As of 2023, no incidents have occurred during its entire span of operation.

==Zip lines==
The park contains the following zip lines:
1. Bambino (49.2 ft long and 49.2 ft high)
2. Hakuna Matata (295 ft long and 65 ft high)
3. Hasta La Vista (360 ft long and 82 ft high)
4. Moctezuma (295 ft long and 98 ft high)
5. Dancing Tree (377 ft long and 98 ft high)
6. Chile Piquin (1230 ft long and 197 ft high)
7. Black Diamond (1706 ft long and 558 ft high)
8. Dos Cojones (1575 ft long and 590 ft high)
9. Diablito (70 ft long and 10 ft high)
10. Speedy Gonzales (984 ft long and 984 ft high)
11. Survivor (495 ft long and 66 ft high)
12. The Big Enchilada (1673 ft long and 492 ft high)
13. Gringo Tree (558 ft long and 65 ft high)
14. Banana Split (787 ft long and 295 ft high)
15. Nut Cracker (558 ft long and 65 ft high)
16. Tequila Screamer (1378 ft long and 20 ft high; can be a race between two people)

To ride a zip line, one must be under the weight of 285 lb. Children must also be over the age of 5 at least 40 in tall.

==Other attractions==
To reach the facility, one must ride on a motorboat across the Bahía de Banderas and then use a bus.

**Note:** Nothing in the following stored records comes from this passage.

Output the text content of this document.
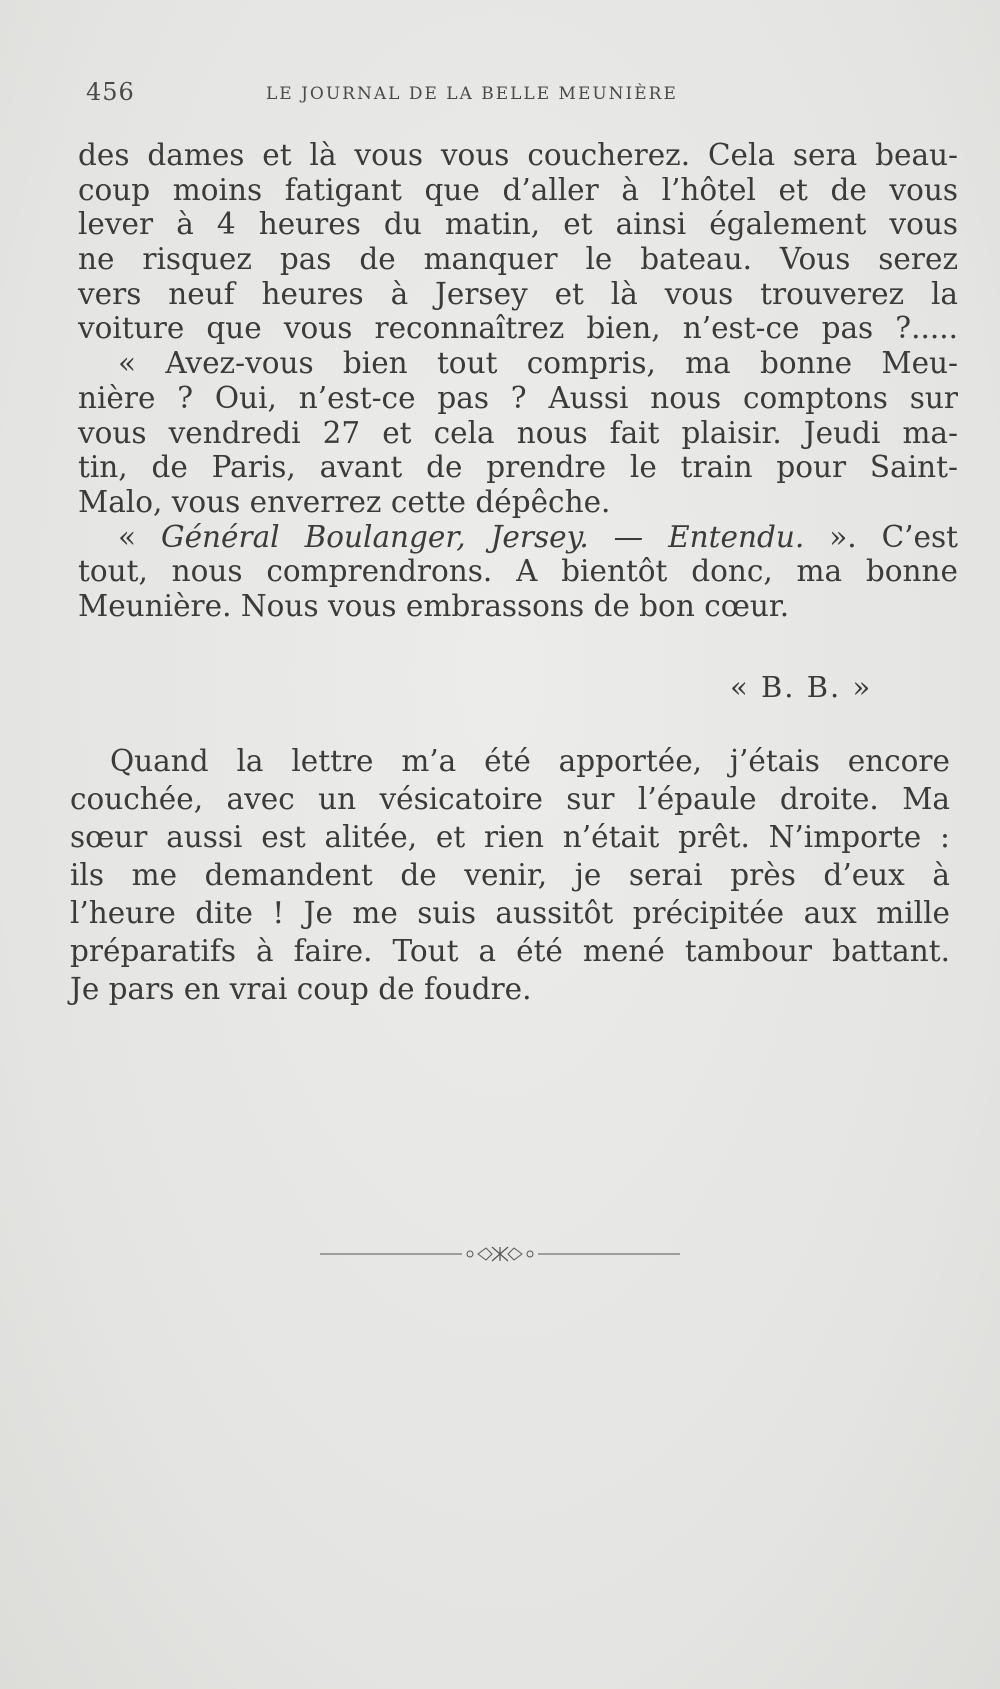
456	LE JOURNAL DE LA BELLE MEUNIÈRE
des dames et là vous vous coucherez. Cela sera beau-
coup moins fatigant que d’aller à l’hôtel et de vous
lever à 4 heures du matin, et ainsi également vous
ne risquez pas de manquer le bateau. Vous serez
vers neuf heures à Jersey et là vous trouverez la
voiture que vous reconnaîtrez bien, n’est-ce pas ?.....
« Avez-vous bien tout compris, ma bonne Meu-
nière ? Oui, n’est-ce pas ? Aussi nous comptons sur
vous vendredi 27 et cela nous fait plaisir. Jeudi ma-
tin, de Paris, avant de prendre le train pour Saint-
Malo, vous enverrez cette dépêche.
« Général Boulanger, Jersey. — Entendu. ». C’est
tout, nous comprendrons. A bientôt donc, ma bonne
Meunière. Nous vous embrassons de bon cœur.
« B. B. »
Quand la lettre m’a été apportée, j’étais encore
couchée, avec un vésicatoire sur l’épaule droite. Ma
sœur aussi est alitée, et rien n’était prêt. N’importe :
ils me demandent de venir, je serai près d’eux à
l’heure dite ! Je me suis aussitôt précipitée aux mille
préparatifs à faire. Tout a été mené tambour battant.
Je pars en vrai coup de foudre.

The canopy boasts an animal sanctuary authorized by the Federal Government of Mexico containing species of monkeys, turtles, iguanas, coatis, macaws, toucans, and snakes.

A hiking trail along the Horcones to the Vallarta Botanical Garden is also given. Kayaking and swimming are allowed, and water slides can be found.

In addition, the park offers a restaurant, which sits next to the river and serves traditional Mexican food, pizzas, and hamburgers. Tequila tasting is also provided.